Урания | страница 2



В это время директором парижской обсерватории был знаменитый Ле-Веррье[3]. Он не отличался художественным вкусом, но в его рабочем кабинете стояли чрезвычайно красивые каминные часы из позолоченой бронзы, в стиле первой Империи[4], работы Прадье[5]. На цоколе было изображено в виде барельефов рождение астрономии в равнинах Египта – массивная небесная сфера, опоясанная зодиаком и поддерживаемая сфинксами, возвышалась над циферблатом. По бокам египетские боги. Но вся краса этой художественной вещи заключалась в очаровательной маленькой статуе Урании – полной благородства, изящества… и даже величия.
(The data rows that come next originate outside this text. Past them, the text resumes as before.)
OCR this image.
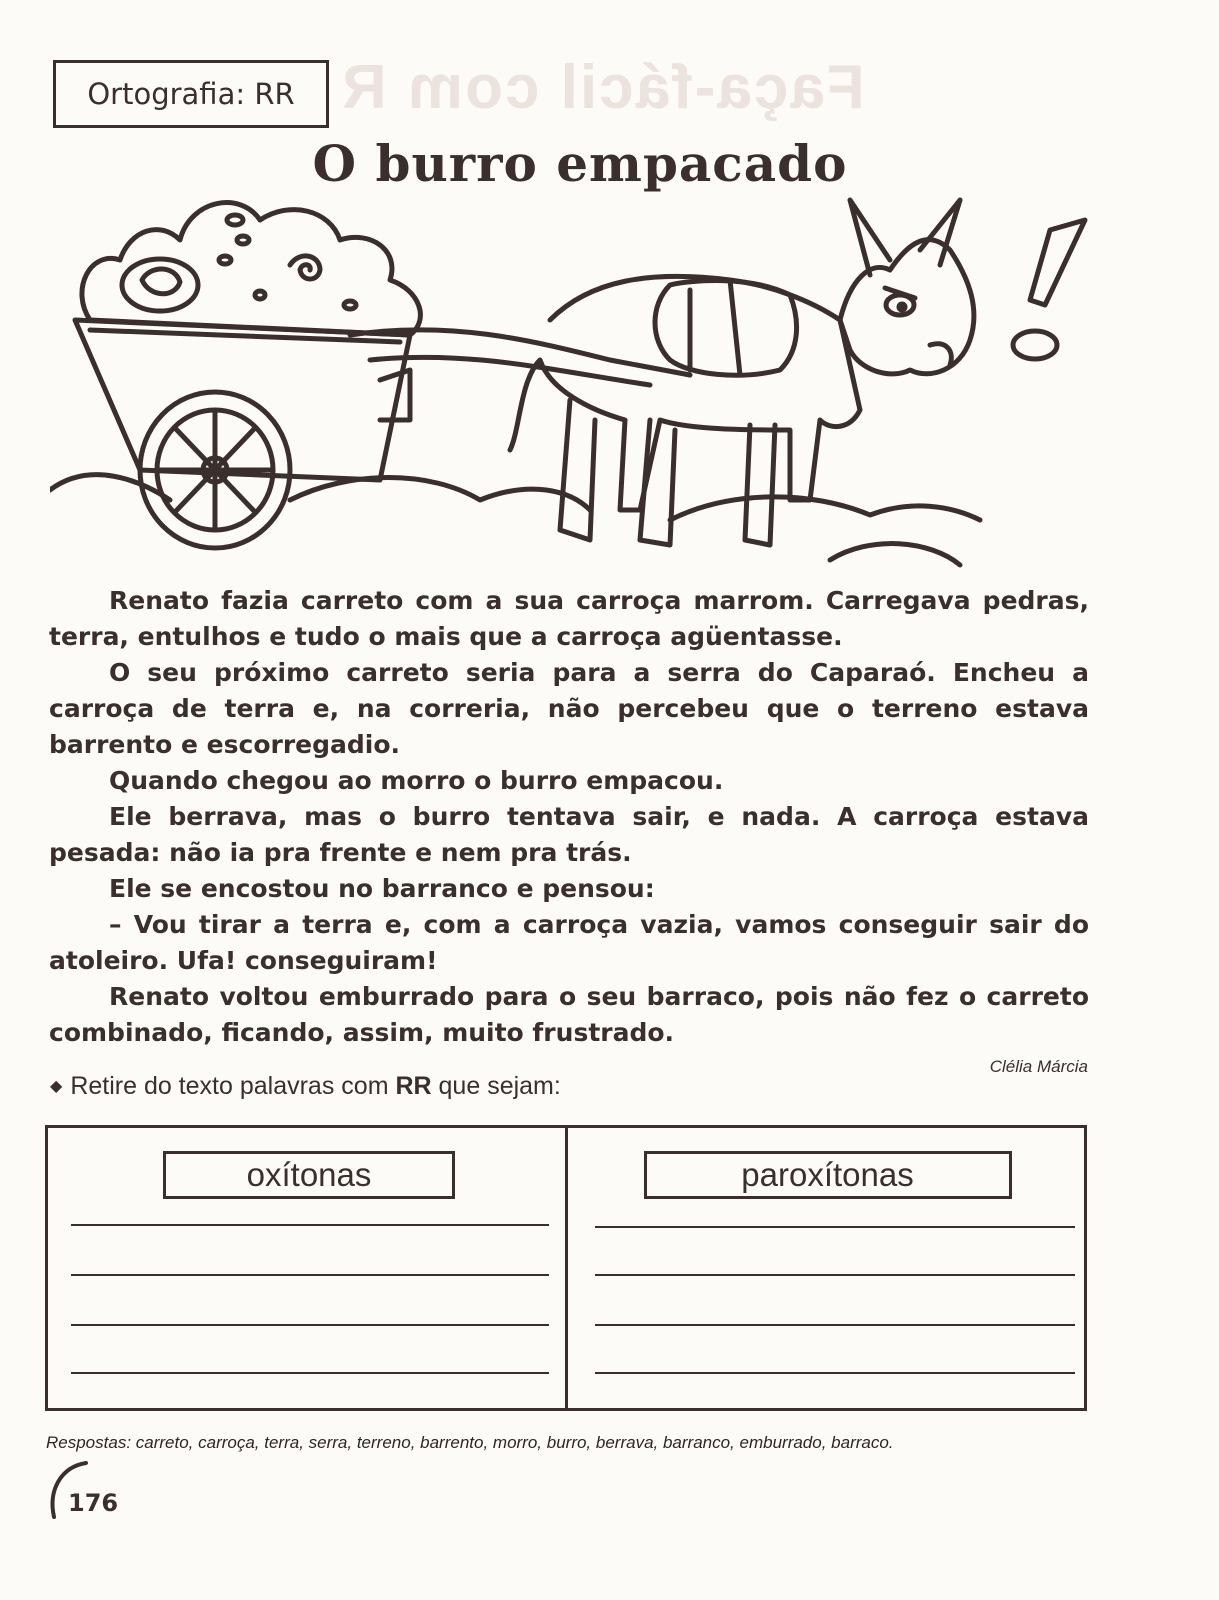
Faça-fácil com R
Ortografia: RR
O burro empacado

Renato fazia carreto com a sua carroça marrom. Carregava pedras, terra, entulhos e tudo o mais que a carroça agüentasse.

O seu próximo carreto seria para a serra do Caparaó. Encheu a carroça de terra e, na correria, não percebeu que o terreno estava barrento e escorregadio.

Quando chegou ao morro o burro empacou.

Ele berrava, mas o burro tentava sair, e nada. A carroça estava pesada: não ia pra frente e nem pra trás.

Ele se encostou no barranco e pensou:

– Vou tirar a terra e, com a carroça vazia, vamos conseguir sair do atoleiro. Ufa! conseguiram!

Renato voltou emburrado para o seu barraco, pois não fez o carreto combinado, ficando, assim, muito frustrado.

Clélia Márcia
◆ Retire do texto palavras com RR que sejam:
oxítonas	paroxítonas
Respostas: carreto, carroça, terra, serra, terreno, barrento, morro, burro, berrava, barranco, emburrado, barraco.
176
Небесная муза была изображена во весь рост. Правой рукой она измеряла с помощью циркуля градусы звездной сферы; левая рука, свободно опущенная вниз, держала небольшую астрономическую трубку. Задрапированная великолепными складками, она поражала величием и благородством позы. Я никогда еще не видывал такого прекрасного лица. Хорошо освещенное, оно казалось строгим и суровым. Если свёт падал под углом, оно становилось скорее мечтательным, но при освещении сверху и сбоку ее очаровательное лицо озарялось таинственной улыбкой, взгляд становился почти нежным, ласкающим, дивное спокойствие сменялось вдруг выражением радости, доброты и счастья, так что любо смотреть. Это было словно внутреннее песнопение, поэтическая мелодия. От таких перемен выражения лица статуя почти оживала. Кто бы она ни была – муза ли, богиня – она выглядела пленительной, дивно прекрасна.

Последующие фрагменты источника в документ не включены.